One group member, Sandy, said she noticed that a feeling of meditative concentration is just like the feeling of praying when she was young. That struck me as important. It seems to me that it’s the openness, the willingness to just be there, to listen and watch without imposing our agenda on what happens. When we’re young, we’re pretty much wide-eyed. When we grow up, we start demanding things to be a certain way.
The section on doubt also prompted much conversation (we went a bit over our hour). Goldstein says, interestingly, that doubt often masquerades as wisdom. We need to see our doubt when it’s there, he says, and “become familiar with its many voices.”

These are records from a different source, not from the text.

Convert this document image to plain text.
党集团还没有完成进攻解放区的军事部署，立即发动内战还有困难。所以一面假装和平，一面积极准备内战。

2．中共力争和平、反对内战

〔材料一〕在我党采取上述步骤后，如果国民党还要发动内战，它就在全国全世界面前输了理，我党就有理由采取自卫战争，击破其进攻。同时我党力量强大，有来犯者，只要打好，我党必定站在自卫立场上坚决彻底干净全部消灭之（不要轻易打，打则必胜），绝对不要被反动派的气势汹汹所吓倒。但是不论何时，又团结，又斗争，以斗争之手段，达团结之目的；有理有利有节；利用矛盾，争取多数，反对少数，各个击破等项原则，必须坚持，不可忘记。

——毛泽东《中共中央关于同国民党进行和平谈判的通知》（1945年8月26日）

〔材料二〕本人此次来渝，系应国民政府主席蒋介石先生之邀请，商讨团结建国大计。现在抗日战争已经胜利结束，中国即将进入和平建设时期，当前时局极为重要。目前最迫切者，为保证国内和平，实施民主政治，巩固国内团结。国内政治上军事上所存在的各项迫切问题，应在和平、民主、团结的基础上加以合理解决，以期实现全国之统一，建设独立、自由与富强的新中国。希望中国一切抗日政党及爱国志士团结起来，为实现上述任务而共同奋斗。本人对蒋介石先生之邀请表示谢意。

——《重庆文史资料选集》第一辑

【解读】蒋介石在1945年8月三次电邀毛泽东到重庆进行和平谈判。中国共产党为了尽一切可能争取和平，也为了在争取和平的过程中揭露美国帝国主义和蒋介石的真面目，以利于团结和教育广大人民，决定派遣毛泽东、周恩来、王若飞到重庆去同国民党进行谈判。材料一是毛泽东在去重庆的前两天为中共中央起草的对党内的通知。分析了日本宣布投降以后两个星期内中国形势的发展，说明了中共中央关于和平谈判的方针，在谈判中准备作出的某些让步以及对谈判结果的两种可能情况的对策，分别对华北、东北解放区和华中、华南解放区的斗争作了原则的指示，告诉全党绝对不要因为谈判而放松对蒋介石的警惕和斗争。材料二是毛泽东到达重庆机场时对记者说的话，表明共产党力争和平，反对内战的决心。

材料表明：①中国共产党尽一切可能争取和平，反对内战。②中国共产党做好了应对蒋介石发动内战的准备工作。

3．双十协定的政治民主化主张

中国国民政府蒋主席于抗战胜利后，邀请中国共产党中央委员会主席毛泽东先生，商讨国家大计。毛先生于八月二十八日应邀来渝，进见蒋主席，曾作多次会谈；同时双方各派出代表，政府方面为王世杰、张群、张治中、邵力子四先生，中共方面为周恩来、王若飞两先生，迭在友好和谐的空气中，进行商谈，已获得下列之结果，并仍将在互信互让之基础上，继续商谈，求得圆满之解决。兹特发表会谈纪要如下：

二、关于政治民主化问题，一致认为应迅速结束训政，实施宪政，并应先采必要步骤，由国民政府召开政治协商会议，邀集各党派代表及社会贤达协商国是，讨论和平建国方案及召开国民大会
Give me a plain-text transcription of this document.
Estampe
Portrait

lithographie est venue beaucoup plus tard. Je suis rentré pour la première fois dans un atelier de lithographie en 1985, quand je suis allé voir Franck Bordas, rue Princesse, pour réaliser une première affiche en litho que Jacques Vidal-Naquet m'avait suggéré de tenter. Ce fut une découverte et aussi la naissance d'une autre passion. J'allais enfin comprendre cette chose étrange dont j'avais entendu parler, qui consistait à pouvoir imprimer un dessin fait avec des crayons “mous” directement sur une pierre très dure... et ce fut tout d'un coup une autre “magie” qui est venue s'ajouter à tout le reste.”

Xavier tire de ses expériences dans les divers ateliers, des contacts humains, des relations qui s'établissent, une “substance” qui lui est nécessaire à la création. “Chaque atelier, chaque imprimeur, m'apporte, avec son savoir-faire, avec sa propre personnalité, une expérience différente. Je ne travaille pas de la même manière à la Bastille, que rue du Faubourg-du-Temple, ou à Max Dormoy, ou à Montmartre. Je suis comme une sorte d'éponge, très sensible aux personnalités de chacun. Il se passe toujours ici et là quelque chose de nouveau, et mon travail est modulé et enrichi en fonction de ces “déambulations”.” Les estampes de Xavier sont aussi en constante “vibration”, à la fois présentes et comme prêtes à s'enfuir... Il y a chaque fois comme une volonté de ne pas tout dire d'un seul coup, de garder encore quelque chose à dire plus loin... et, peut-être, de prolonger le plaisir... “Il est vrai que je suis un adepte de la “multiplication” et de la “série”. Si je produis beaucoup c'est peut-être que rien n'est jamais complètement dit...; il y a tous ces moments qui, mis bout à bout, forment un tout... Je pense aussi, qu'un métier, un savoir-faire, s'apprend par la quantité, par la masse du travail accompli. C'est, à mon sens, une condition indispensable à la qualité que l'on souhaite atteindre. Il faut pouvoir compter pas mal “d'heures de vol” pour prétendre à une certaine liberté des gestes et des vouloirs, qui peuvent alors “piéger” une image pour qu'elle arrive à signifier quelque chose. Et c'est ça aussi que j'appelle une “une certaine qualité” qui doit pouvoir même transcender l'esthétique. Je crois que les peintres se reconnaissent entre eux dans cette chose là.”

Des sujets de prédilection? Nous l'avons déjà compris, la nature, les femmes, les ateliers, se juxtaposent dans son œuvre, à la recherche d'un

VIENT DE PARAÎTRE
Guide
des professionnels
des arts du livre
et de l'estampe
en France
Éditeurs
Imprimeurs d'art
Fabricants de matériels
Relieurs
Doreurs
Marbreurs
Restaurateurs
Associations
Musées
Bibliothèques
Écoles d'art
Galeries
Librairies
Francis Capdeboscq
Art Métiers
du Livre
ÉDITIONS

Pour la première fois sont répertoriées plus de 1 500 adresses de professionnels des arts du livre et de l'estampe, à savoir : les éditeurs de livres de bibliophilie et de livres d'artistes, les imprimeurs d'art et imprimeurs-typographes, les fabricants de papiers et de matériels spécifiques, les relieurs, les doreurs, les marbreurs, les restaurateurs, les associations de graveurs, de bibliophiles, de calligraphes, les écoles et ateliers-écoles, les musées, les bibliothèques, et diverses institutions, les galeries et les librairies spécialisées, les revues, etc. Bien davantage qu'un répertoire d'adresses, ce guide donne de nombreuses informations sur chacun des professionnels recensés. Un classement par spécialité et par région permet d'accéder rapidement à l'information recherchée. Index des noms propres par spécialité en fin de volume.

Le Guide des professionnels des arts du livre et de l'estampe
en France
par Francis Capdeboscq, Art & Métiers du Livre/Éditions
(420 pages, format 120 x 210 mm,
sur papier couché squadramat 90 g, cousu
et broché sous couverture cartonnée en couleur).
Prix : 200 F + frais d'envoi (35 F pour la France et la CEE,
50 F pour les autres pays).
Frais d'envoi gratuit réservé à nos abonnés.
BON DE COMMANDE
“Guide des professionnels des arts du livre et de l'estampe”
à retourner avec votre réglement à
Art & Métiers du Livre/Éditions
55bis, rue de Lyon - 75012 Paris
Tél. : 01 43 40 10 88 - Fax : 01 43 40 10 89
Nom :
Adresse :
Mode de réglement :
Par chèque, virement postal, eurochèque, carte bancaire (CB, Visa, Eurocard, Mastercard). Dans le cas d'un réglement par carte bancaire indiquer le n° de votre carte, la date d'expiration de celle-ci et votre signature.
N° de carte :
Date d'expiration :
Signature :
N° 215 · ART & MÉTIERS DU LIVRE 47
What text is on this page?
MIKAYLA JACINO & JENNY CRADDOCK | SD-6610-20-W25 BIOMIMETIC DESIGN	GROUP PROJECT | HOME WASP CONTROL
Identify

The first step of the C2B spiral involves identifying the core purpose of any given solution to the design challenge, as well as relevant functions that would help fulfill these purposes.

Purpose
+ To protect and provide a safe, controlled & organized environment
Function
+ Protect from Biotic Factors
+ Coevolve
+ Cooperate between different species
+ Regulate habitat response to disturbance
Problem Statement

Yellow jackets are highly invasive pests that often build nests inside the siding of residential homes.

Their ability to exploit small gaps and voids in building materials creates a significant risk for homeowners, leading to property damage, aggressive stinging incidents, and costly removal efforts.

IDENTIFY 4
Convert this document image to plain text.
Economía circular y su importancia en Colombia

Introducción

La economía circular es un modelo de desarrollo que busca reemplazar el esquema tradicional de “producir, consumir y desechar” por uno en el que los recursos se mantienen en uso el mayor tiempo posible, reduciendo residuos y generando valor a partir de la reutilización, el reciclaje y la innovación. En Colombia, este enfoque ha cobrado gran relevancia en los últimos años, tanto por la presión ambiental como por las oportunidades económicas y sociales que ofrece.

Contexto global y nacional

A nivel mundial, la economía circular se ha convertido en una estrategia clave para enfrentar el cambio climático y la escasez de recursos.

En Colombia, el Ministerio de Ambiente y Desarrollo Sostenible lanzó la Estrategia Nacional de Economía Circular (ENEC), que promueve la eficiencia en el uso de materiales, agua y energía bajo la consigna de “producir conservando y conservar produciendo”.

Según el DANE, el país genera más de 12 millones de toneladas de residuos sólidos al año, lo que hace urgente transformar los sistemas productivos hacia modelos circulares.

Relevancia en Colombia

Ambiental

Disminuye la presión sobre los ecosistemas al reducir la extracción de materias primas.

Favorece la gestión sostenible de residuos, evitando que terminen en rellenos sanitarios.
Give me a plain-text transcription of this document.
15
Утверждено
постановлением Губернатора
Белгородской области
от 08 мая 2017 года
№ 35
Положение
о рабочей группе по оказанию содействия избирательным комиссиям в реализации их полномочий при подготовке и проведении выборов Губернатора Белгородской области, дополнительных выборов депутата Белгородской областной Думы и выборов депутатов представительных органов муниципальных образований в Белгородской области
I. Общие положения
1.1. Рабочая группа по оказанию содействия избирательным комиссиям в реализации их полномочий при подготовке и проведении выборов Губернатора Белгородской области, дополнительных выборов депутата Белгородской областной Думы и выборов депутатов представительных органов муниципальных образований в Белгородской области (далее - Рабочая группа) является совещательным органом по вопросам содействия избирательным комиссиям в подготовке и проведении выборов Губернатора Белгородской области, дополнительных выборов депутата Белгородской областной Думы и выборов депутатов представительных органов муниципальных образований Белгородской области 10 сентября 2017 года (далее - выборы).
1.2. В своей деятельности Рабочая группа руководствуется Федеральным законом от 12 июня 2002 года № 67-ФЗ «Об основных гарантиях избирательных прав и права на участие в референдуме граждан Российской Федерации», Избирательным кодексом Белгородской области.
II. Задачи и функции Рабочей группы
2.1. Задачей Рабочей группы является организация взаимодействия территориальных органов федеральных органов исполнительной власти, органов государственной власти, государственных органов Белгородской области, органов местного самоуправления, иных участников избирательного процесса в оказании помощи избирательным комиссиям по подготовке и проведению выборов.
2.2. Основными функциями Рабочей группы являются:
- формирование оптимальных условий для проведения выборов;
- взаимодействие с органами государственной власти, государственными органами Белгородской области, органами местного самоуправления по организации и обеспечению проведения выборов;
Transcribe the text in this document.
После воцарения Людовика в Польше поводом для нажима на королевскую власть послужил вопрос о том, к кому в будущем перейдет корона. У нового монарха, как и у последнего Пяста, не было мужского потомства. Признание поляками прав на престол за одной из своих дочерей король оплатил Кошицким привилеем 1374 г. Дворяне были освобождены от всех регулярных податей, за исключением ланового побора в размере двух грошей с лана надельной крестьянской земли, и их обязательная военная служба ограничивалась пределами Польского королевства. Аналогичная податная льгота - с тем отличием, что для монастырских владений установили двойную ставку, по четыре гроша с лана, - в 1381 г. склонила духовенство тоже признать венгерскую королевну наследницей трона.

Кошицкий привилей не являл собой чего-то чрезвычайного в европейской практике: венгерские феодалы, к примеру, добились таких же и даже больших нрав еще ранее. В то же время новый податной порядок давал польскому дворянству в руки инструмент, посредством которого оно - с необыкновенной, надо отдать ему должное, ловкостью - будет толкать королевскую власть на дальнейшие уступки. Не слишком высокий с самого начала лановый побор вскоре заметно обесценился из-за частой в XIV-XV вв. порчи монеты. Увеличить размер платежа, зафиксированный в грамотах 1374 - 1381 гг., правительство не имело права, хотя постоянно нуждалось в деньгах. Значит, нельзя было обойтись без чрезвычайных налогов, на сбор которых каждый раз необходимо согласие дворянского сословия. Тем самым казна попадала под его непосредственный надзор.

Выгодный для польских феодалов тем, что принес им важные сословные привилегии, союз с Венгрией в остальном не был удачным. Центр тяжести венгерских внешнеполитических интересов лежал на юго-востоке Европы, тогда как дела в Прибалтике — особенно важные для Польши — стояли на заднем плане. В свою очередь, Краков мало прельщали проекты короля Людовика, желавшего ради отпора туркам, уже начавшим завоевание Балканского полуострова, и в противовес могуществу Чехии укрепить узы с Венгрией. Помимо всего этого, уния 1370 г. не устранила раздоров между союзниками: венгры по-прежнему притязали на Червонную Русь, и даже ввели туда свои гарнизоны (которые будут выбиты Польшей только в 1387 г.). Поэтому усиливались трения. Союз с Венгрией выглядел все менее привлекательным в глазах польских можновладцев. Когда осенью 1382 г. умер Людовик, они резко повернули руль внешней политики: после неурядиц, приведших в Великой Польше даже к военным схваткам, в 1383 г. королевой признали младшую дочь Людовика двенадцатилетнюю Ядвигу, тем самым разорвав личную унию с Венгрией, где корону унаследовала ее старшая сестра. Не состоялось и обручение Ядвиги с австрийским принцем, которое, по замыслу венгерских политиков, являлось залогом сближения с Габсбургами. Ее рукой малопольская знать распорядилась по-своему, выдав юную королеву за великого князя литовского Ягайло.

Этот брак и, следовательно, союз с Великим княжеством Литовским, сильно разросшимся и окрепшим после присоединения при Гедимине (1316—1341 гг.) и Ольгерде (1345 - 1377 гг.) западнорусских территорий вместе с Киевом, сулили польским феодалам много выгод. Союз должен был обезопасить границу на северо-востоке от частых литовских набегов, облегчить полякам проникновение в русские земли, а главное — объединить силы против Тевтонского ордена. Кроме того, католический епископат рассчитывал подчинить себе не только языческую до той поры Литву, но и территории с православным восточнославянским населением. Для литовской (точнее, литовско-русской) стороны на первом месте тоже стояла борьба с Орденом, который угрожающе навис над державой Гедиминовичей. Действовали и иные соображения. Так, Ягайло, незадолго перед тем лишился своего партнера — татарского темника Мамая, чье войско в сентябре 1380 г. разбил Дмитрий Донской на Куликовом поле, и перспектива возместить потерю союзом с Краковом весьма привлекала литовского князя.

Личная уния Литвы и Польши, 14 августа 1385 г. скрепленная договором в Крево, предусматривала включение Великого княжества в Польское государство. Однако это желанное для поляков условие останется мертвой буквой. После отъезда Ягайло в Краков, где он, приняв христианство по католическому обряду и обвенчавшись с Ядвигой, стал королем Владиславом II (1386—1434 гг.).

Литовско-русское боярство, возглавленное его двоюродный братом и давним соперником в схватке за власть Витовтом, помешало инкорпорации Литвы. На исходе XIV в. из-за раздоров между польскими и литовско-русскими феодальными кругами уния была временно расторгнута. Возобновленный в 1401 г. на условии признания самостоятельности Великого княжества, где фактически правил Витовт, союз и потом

Doubt, we all agreed, can be good and not-so-good. It can keep us from following blind alleys and worse, but it can also stop us from action. “I doubt that I can ever be enlightened, so why try?” “’I’m not a monk! I can’t do this.” –that sort of thing. I’d say we want to label the doubt as doubt, and see it for what it is: talk, just talk. Or, as Diane said, we can ask ourselves, “Is this true?” That question alone separates the internal talk from us a bit, so we can see that we are not our talk.
The Buddha, the story goes, tried various ways taught at the time to attain nirvana—calming the mind, emptying the mind, following extreme aestheticism— none of which actually accomplished what it promised. Finally he sat long enough to see the truth for himself. We have to discover for ourselves if the path is true or not, if it works or not. But on the other hand, we have to start out from a foundation of faith that many, many people over 2,500 years have found the Buddha’s words to point toward truth, and that we also can find it, our quite ordinary selves.